Quando se trata de estratégia eleitoral, comumente a região do extremo Sul do Estado, onde a principal cidade é Araranguá, é esquecida. Isolada na divisa com o Rio Grande do Sul, de agricultora rica como no caso do arroz, falta a ela representação política, cena que lança a semente de esperança para o ano que vem.

O raciocínio começa com o fato de o atual líder do governo na Assembleia Legislativa ser desta região e porque surge um movimento para evitar que haja muitos candidatos. O outro nome é o do empresário Tiago Zilli, que foi vice-prefeito por oito anos e prefeito por quatro anos em Turvo, tendo aberto mão da reeleição com foco na representação do Sul.

Este tipo de articulação de regiões com menor representatividade alimenta expectativas geradas inclusive por instituições empresariais. Daí surgem movimentos como o chamado “voto regional”, uma espécie de ato de “porteira fechada” para candidatos de “fora”.

No caso do deputado José Milton Scheffer (PP) o território está melhor assegurado, isso pela já consolidada construção feita nos seus mandatos, especialmente o atual, em que despontou como líder do governo.

Já o empresário Tiago Zilli é do MDB, partido que por sete mandatos seguidos teve o então deputado Manoel Mota seu representante.

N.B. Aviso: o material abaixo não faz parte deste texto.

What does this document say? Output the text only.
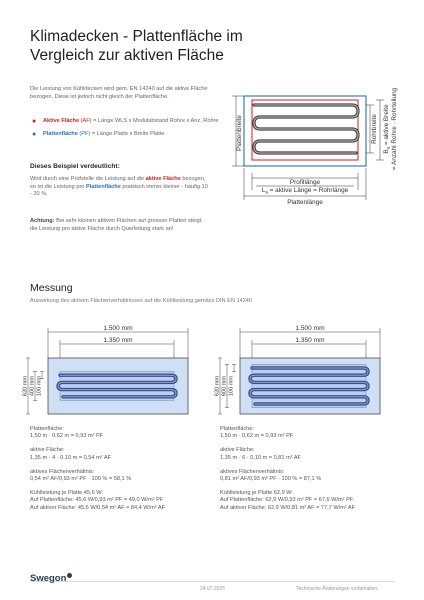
Klimadecken - Plattenfläche im
Vergleich zur aktiven Fläche

Die Leistung von Kühldecken wird gem. EN 14240 auf die aktive Fläche bezogen. Diese ist jedoch nicht gleich der Plattenfläche.

● Aktive Fläche (AF) = Länge WLS x Modulabstand Rohre x Anz. Rohre
● Plattenfläche (PF) = Länge Platte x Breite Platte

Dieses Beispiel verdeutlicht:

Wird durch eine Prüfstelle die Leistung auf die aktive Fläche bezogen, so ist die Leistung pro Plattenfläche praktisch immer kleiner - häufig 10 - 20 %.

Achtung: Bei sehr kleinen aktiven Flächen auf grossen Platten steigt die Leistung pro aktive Fläche durch Querleitung stark an!

Plattenbreite	Rohrbreite
$B_a$ = aktive Breite = Anzahl Rohre · Rohrteilung
Profillänge
$L_a$ = aktive Länge = Rohrlänge
Plattenlänge
Messung

Auswirkung des aktiven Flächenverhältnisses auf die Kühlleistung gemäss DIN EN 14240

1.500 mm
1.350 mm
620 mm 400 mm 100 mm
1.500 mm
1.350 mm
620 mm 600 mm 100 mm

Plattenfläche:

1,50 m · 0,62 m = 0,93 m² PF

aktive Fläche:

1,35 m · 4 · 0,10 m = 0,54 m² AF

aktives Flächenverhältnis:

0,54 m² AF/0,93 m² PF · 100 % = 58,1 %

Kühlleistung je Platte 45,6 W:

Auf Plattenfläche: 45,6 W/0,93 m² PF = 49,0 W/m² PF

Auf aktiver Fläche: 45,6 W/0,54 m² AF = 84,4 W/m² AF

Plattenfläche:

1,50 m · 0,62 m = 0,93 m² PF

aktive Fläche:

1,35 m · 6 · 0,10 m = 0,81 m² AF

aktives Flächenverhältnis:

0,81 m² AF/0,93 m² PF · 100 % = 87,1 %

Kühlleistung je Platte 62,9 W:

Auf Plattenfläche: 62,9 W/0,93 m² PF = 67,6 W/m² PF

Auf aktiver Fläche: 62,9 W/0,81 m² AF = 77,7 W/m² AF

Swegon
24.07.2025	Technische Änderungen vorbehalten.
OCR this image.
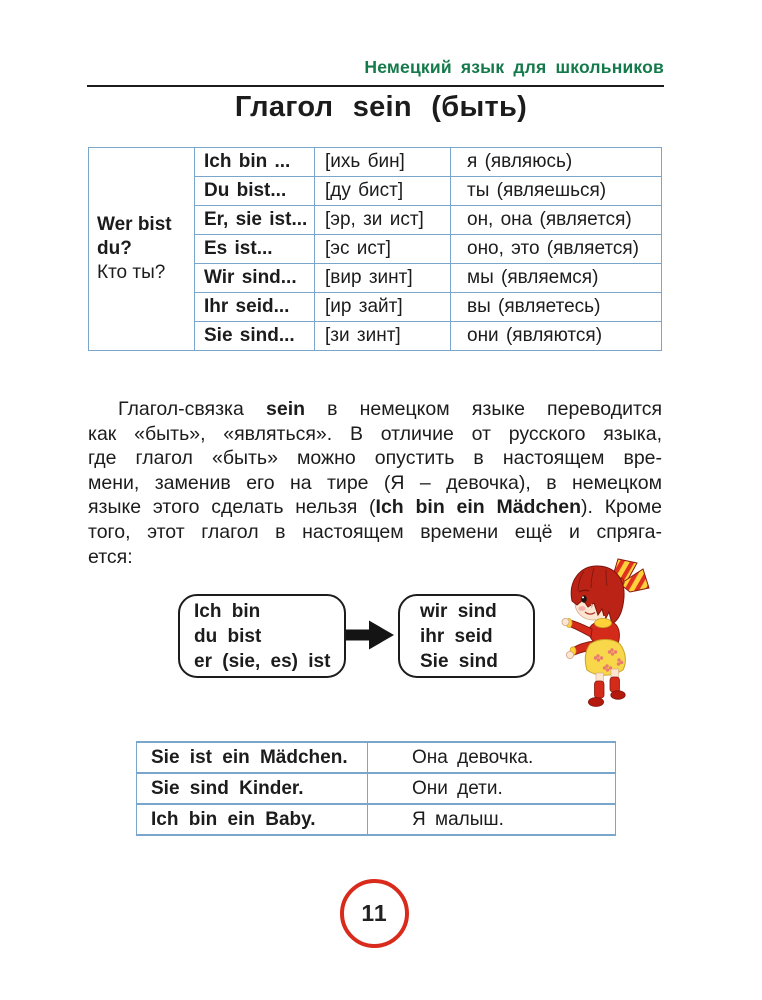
Немецкий язык для школьников
Глагол sein (быть)
Wer bist du?
Кто ты?	Ich bin ...	[ихь бин]	я (являюсь)
	Du bist...	[ду бист]	ты (являешься)
	Er, sie ist...	[эр, зи ист]	он, она (является)
	Es ist...	[эс ист]	оно, это (является)
	Wir sind...	[вир зинт]	мы (являемся)
	Ihr seid...	[ир зайт]	вы (являетесь)
	Sie sind...	[зи зинт]	они (являются)

Глагол-связка sein в немецком языке переводится

как «быть», «являться». В отличие от русского языка,

где глагол «быть» можно опустить в настоящем вре-

мени, заменив его на тире (Я – девочка), в немецком

языке этого сделать нельзя (Ich bin ein Mädchen). Кроме

того, этот глагол в настоящем времени ещё и спряга-

ется:

Ich bin
du bist
er (sie, es) ist
wir sind
ihr seid
Sie sind
Sie ist ein Mädchen.	Она девочка.
Sie sind Kinder.	Они дети.
Ich bin ein Baby.	Я малыш.
11
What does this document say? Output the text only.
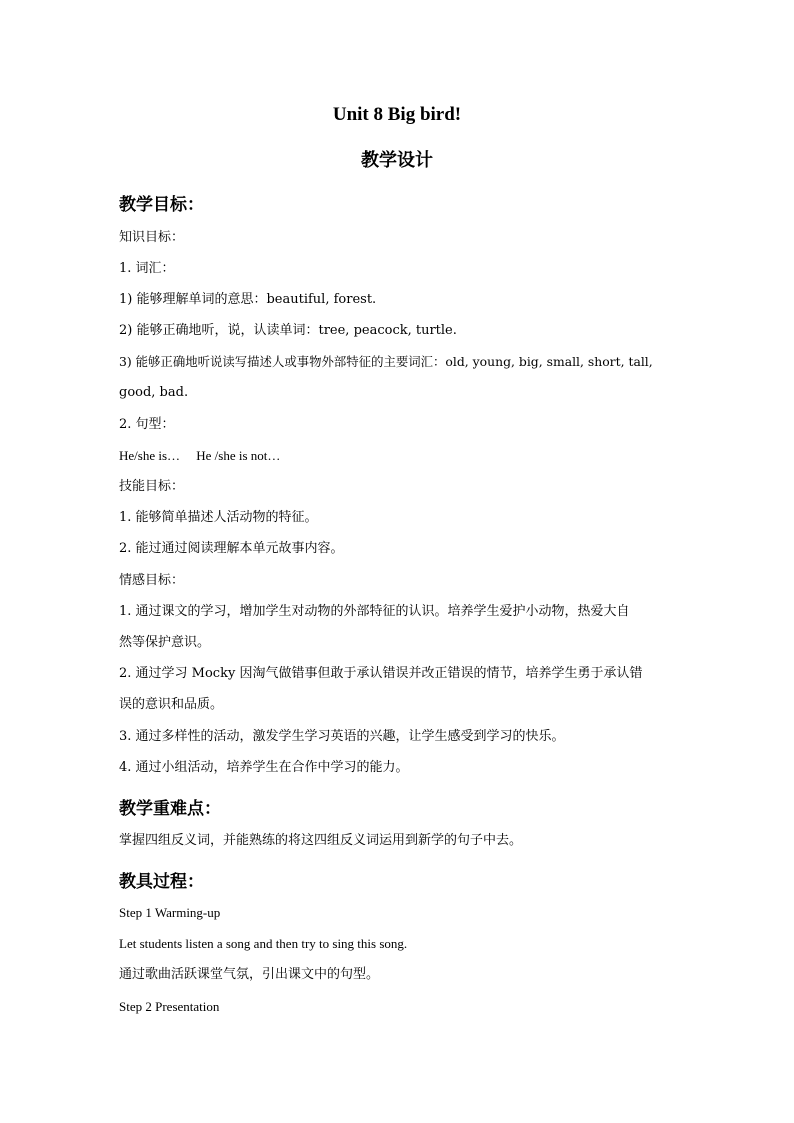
Unit 8 Big bird!
教学设计
教学目标：
知识目标：
1. 词汇：
1) 能够理解单词的意思：beautiful, forest.
2) 能够正确地听，说，认读单词：tree, peacock, turtle.
3) 能够正确地听说读写描述人或事物外部特征的主要词汇：old, young, big, small, short, tall,
good, bad.
2. 句型：
He/she is…     He /she is not…
技能目标：
1. 能够简单描述人活动物的特征。
2. 能过通过阅读理解本单元故事内容。
情感目标：
1. 通过课文的学习，增加学生对动物的外部特征的认识。培养学生爱护小动物，热爱大自
然等保护意识。
2. 通过学习 Mocky 因淘气做错事但敢于承认错误并改正错误的情节，培养学生勇于承认错
误的意识和品质。
3. 通过多样性的活动，激发学生学习英语的兴趣，让学生感受到学习的快乐。
4. 通过小组活动，培养学生在合作中学习的能力。
教学重难点：
掌握四组反义词，并能熟练的将这四组反义词运用到新学的句子中去。
教具过程：
Step 1 Warming-up
Let students listen a song and then try to sing this song.
通过歌曲活跃课堂气氛，引出课文中的句型。
Step 2 Presentation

Depois disso abriu-se uma lacuna a ponto do PP crescer também pela divisão da sigla emedebista. Lembre-se que PP e MDB são os extremos que tem raízes fortes nesta região. A política nesta região se pensa a partir destes dois partidos.

Com os anos do natural desgaste de Mota, o MDB começou a abrir espaços ocupados por candidatos de regiões vizinhas, especialmente da carbonífera (Criciúma) e até da Amurel (Tubarão). Atualmente o MDB também na Amrec abre lacunas pois os atuais emedebistas, Luiz Fernando Cardoso Vampiro e Ada De Lucca, se lançaram pré-candidatos a deputado federal. Isso tudo a ponto de o ex-governador Eduardo Moreira reclamar que restou a ele a condição de candidato a deputado estadual.

A fórmula do ter menos para obter mais, menos candidatos para mais representatividade, é a aposta da região mais carente em termos de representatividade política no Sul.

Detalhe, os tempos do extremismo entre PP e MDB já permitem alimentar movimentos de um arriscar buscar o voto de um em outro partido também. O raciocínio de muitos, nunca a unanimidade, é de que o partido precisa ser a região e não a sigla.